The impact of youth sports on young girls is bountiful. Girls learn teamwork, leadership, and confidence through sport. According to The Girls’ Index, “…girls who are involved in sports are 14 percent more likely to believe they are smart enough for their dream career and 13 percent more likely to be considering a career in math and/or science.”
It is our responsibility as leaders in the industry to do what we can to increase access to girls sports, motivate young girls to keep playing, and make sure girls know where to turn to for strong, female role models in sports.
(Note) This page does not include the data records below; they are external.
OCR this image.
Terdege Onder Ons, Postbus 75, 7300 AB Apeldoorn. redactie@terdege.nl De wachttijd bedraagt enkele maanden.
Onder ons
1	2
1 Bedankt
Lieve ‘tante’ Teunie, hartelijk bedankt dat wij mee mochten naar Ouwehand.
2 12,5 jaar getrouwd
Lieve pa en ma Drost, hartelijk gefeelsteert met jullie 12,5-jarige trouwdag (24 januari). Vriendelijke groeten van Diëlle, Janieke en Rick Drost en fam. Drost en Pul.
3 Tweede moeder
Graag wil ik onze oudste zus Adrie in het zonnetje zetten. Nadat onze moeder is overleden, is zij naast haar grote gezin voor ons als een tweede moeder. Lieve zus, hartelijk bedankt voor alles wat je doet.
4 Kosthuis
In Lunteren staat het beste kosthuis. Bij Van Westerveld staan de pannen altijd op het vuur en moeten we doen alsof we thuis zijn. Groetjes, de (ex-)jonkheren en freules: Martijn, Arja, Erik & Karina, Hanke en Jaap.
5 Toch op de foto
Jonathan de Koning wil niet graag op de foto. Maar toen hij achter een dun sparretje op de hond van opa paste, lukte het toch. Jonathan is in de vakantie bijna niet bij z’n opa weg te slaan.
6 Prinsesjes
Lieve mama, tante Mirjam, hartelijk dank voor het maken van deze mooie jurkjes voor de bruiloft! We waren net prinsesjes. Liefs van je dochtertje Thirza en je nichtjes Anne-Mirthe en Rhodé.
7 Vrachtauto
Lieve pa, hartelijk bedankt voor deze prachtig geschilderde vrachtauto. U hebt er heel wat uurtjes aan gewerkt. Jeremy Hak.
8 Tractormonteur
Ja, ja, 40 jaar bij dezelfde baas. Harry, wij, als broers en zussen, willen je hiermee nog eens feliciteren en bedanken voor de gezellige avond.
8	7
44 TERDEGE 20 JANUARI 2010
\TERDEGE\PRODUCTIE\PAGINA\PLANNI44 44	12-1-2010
Those role models are badly needed. Imposter syndrome is no joke, especially for Black and Latina women. When my daughter second-guesses her success or feels like she’s plateaued in her sports career, I encourage her to ask herself, “Why not me?”
“Why can’t I be the state champion? Why can’t I be recruited by all of my top schools? Why can’t I run 38 seconds in the 300-meter dash this indoor track season? “
An affirmation I suggest to her and her friends is, “I deserve to be here, I work as hard as they do. I’m as fast as they are. These goals are not out of my reach.”
We have to keep at it. We can’t allow ourselves to become discouraged or disappointed. We have to continue to put ourselves out there—for us and for future women. The breakthrough is going to happen, and what we saw last month with the USWNT is a giant step in the right direction.
This International Women’s Day—with the theme of breaking the bias—ask yourself, “Why not me?”